Niente da fare, Ludmilla fu irremovibile e non mi restò che salire sul lettino con molta attenzione. Non potevo certo abbracciarla. Mi inginocchiai a cavalcioni di lei e appoggiai i gomiti ai lati del cuscino, tenendo sollevato il più possibile il tronco per non gravarle addosso. Nonostante la mia buona volontà i miei goffi tentativi ottennero soltanto di farle molto male. Perseverante lei cambiò idea; sistemò il cuscino in modo di porre la testa quasi in verticale, approssimando la bocca ai seni che arrotondò stringendoli con le mani, componendo un ricettacolo invitante per me come dev'esserlo un'orchidea per un calabrone. Da uomo di mondo compresi l'invito a surrogare il metodo biblico a mio esclusivo e totale beneficio e da ignobile fallocentrico non esitai ad approfittarne. Avanzai un poco, sempre mantenendomi in ginocchio e appoggiandomi ai lati del cuscino non più sui gomiti, ma sulle mani aperte.
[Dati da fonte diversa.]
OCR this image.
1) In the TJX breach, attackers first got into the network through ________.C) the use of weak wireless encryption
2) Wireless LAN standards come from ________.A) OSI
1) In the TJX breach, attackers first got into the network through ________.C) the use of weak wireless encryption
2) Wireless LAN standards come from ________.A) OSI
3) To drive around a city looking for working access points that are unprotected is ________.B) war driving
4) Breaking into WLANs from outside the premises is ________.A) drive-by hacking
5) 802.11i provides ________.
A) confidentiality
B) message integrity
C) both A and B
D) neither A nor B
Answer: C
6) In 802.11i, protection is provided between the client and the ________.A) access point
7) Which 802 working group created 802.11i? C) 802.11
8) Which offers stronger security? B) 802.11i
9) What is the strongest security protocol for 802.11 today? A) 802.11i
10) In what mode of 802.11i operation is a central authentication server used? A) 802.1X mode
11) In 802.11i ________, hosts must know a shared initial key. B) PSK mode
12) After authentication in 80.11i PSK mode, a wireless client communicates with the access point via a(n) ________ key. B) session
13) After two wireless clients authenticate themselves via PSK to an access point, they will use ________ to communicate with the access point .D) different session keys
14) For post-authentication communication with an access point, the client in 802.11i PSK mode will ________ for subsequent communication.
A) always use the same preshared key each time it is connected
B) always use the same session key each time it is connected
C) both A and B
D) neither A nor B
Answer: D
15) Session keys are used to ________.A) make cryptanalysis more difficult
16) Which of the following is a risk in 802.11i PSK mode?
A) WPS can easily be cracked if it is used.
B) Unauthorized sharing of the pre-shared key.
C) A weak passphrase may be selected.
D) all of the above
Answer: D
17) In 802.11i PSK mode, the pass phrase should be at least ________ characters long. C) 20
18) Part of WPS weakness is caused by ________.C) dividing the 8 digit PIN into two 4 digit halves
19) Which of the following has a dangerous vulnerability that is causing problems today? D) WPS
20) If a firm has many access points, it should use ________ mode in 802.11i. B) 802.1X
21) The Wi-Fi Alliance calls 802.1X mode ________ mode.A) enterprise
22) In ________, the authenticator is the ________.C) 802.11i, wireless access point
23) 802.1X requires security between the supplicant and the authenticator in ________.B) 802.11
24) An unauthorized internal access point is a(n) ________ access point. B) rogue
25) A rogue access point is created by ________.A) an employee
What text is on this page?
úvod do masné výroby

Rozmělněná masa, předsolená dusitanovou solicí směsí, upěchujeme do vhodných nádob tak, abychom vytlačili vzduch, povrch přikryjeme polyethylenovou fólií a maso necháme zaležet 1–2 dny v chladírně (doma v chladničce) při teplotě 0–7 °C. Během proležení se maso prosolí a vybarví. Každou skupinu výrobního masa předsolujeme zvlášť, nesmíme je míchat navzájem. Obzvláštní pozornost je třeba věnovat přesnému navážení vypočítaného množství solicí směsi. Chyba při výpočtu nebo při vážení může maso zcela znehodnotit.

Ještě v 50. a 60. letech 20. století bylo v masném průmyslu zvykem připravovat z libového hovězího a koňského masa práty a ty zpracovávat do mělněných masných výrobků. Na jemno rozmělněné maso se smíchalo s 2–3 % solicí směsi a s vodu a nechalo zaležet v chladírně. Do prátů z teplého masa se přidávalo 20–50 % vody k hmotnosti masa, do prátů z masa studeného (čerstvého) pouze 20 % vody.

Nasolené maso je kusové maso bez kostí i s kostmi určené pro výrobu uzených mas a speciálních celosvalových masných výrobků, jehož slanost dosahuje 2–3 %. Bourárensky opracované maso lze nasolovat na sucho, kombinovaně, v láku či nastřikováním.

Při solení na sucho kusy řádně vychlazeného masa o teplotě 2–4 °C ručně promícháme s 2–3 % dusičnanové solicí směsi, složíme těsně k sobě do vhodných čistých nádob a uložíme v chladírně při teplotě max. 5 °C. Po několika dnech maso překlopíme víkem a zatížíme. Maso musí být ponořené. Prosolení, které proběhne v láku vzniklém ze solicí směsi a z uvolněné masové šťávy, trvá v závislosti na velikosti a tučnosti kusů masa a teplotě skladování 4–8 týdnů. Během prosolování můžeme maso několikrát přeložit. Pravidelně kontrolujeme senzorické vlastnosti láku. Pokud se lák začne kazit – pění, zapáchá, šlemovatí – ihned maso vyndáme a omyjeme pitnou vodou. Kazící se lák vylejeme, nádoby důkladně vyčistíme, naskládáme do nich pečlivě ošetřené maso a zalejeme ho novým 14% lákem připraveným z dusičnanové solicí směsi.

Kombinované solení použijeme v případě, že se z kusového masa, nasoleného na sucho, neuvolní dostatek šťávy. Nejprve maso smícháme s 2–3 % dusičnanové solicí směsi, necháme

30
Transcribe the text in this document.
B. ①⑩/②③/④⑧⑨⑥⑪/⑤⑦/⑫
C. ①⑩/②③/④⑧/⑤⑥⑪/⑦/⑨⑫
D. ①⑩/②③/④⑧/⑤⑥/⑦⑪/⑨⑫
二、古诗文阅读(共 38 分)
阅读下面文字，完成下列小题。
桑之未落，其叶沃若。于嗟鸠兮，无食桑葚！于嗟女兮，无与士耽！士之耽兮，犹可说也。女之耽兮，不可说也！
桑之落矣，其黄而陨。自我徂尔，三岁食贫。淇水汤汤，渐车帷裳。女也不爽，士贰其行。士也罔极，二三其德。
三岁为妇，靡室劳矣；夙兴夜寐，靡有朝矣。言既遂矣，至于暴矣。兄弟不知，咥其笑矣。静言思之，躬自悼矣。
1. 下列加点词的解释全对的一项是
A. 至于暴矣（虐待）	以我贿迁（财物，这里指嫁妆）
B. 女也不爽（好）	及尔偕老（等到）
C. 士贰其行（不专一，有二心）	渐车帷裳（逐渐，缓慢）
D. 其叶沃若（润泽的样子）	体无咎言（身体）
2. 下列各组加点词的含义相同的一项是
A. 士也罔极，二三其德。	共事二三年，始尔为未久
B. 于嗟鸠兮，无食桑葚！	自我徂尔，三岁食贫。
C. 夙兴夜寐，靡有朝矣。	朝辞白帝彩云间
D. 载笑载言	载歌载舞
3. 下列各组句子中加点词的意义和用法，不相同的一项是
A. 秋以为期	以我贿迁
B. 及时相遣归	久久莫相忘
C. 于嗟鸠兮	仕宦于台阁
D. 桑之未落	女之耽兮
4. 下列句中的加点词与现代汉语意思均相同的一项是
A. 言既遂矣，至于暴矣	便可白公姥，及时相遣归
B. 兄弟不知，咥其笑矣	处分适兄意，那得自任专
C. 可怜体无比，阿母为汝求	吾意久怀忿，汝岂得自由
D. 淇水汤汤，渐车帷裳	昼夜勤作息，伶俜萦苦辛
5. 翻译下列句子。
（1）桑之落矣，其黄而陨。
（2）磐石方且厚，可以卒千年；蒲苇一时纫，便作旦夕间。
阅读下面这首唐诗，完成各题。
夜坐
Camminando sulle dita avanti e indietro portavo l'affondo zittendola per poi estrarre il ferro lentamente dalla vermiglia ferita e ritemprarlo nelle diafane coppe offertemi dall'evanescente creatura, liberando i suoi gridolini misti di gioia e di tormento. I seni elastici della gioventù raccoglievano e ammortizzavano le inevitabili oscillazioni che imprimevo, ma non le alleviavano di molto la sofferenza.

L'impegno che profusi nel mantenere una cadenza equilibrata e delicata mi costrinse a movimenti lentissimi, esasperanti e quando, con le ginocchia ormai anchilosate, giunse il momento di ritrarre, anch'io faticai a contenere un grido misto di piacere e dolore. Una cascatella sgorgò tra le tonde colline che ricadendo a valle si allargò in due rigagnoli, disegnando una "U" attorno alla gola.

- Uuuuuuugoooooo!

Immediatamente il freddo circumpolare ghiacciò la mia estemporanea dedica a Ludmilla traformandola in una perlacea stalagmite.

Appena in tempo perché la sorella entrò per avvertirci che stava arrivando gente. Qualcuno passò, ma continuò lungo il corridoio. Io ero dispiaciuto di non aver potuto darle piacere più di tanto, ma lei mi disse di ricoprirla col solo lenzuolo e di andarmene via con Tania. Voleva rimanere sola e attendere che il calore sciogliesse lentamente, molto lentamente sulla sua pelle, l'effimero collier che le avevo regalato.

Non ci abbracciammo mai. Neppure per lasciarci.